Quiet miracles
Masterpiece Sweatshirts Spygiveaway from Dana Lee Brown, an exclusive First Look at Evan Kinori's SS25 editions & more
Welcome to Blackbird Spyplane
Our Home Goods Report, full of things to enliven the place you live, and stores where you can find them, is here.
Mach 3+ city intel for traveling the entire planet is here.
The B.L.I.S.S. List — a helpful rundown of Beautiful Life-Improving Spyplane Staples, from incense to sweatpants to underwear — is here.
What’s up Spy Nation — in today’s sletter we’ve got:
A classified-exclusive Spyplane First Look at a bunch of imminent spring pieces from Evan Kinori
A Spygiveaway for yarn-dyed elite-tier sweatshirts from Dana Lee Brown
New clothes that have become fixtures in my cerebellum, newly available, from the buzziest new label out
The ins and outs of $118 million in GOAT-auteur moviemaking eccentricity, as revealed by me
Let’s get to it —
We recently got a note from Spyfriend Dana Lee of Dana Lee Brown — a great small line out of British Columbia, where every single element of every garment is grown, woven / knit, cut & sewn in North America. (Read our 2023 interview with Dana about how and why she does what she does, here.)
Dana knows that Erin and I (Jonah) are enormous admirers of her Ring Neck sweatshirt, so she was alerting us to a brand-new version in a yarn-dyed color she calls Lichen.
The exterior face is organic cotton from Texas. The interior is undyed & unbleached Rambouillet wool from High Desert, CA. She calls the combination Cloud Fleece: “insulating but not overly warm or bulky.” Nothing less than a Spyplane-certified Quietly Miraculous slapper.
It now comes in not just “masculine” but also more-cropped “feminine” cuts, modeled above. We’re celebrating this launch with a Classified Subscriber Xclusie Spygiveaway. Between now and this coming Saturday, 3/15, at 9 a.m. PT, toss your name into our Virtual Bucket Hat for a chance to be blessed with a DLB sweatshirt.
Enter using the button at the bottom of today’s sletter. We’ll draw the winning names on Saturday.
Meanwhile —
At this point, a plurality of my wardrobe consists of clothes from Bay Area designer Evan Kinori. Evan’s silhouettes pop in pictures, but what you can’t fully appreciate until you’re with them in person is that very few designers have the same gift he does when it comes to choosing fabrics that make a piece really sing.
Evan’s Spring 2025 editions come out next week, so we asked him to pick out a range of new pieces he’s especially excited about — and to share not only pictures but insights into the special textiles he cut them from, and what makes them distinct.

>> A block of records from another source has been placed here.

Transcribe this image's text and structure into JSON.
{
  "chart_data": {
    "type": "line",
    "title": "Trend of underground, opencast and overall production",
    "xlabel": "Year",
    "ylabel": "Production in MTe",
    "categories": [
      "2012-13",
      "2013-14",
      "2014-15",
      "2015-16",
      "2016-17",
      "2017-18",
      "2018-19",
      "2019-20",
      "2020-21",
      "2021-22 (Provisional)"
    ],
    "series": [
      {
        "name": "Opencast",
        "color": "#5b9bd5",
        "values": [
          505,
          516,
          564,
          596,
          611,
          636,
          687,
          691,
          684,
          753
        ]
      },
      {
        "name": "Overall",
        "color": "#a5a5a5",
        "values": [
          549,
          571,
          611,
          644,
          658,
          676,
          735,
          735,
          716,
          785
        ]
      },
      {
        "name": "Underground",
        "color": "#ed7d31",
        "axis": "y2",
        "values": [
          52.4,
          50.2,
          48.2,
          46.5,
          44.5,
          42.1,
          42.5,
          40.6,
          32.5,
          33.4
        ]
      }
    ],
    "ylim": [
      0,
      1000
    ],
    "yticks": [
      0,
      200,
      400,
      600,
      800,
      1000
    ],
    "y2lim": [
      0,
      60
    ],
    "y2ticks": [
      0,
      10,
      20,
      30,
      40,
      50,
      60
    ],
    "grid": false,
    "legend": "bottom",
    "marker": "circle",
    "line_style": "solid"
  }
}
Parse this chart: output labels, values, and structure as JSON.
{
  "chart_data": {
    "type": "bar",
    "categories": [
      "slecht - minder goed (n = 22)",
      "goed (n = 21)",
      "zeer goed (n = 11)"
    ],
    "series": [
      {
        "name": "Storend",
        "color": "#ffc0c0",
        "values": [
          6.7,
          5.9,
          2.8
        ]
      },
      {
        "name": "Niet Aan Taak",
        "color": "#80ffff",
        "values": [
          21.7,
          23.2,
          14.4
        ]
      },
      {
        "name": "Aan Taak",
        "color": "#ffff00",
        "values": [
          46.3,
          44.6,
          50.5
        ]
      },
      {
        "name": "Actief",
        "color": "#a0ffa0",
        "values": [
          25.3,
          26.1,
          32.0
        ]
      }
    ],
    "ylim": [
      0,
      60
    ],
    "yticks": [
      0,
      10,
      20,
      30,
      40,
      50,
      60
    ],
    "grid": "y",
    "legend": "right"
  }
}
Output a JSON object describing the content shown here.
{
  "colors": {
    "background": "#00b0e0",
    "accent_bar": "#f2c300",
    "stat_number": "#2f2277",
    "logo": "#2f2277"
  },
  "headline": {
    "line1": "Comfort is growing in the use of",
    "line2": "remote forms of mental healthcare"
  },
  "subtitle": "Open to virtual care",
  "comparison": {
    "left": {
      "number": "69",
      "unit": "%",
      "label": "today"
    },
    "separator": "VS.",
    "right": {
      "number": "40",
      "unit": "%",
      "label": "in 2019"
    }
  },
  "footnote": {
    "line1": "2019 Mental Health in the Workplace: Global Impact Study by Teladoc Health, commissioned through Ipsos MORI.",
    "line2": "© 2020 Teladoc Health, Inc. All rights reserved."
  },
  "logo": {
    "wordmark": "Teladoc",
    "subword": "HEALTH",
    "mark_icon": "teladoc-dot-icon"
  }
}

The result is a Spyplane First Look at a bunch of stunners:
A. Evan cut several pieces this season from a walnut-dyed organic cotton denim, seen above in the form of the beautiful bomberish Zip Jacket Two. The fabric was woven in Hiroshima “and then sent to Okayama,” he explains, “where it was dyed with 100% natural walnut juice, made by the dyer with collected walnut shells, mixed with iron.” This creates “a great shade of warm, greyish beige, with a soft hand and a great, subtle wobble in color.”
B. Another fabric that recurs across the collection is a raw silk, as seen above on the Field Shirt Two and matching pants. (I handled it in Paris last summer and, as described here, its striated, nubbly face called out from across the room.)
This was “pretty much my first time working with an all-silk cloth,” Evan says. He was drawn specifically to silk noil, made through “a special process that uses/recycles the shorter-length silk fibers” generated in the production of finer silks. This noil has what he calls an “almost cotton-like hand feel and durability, with an ultra-matte appearance.”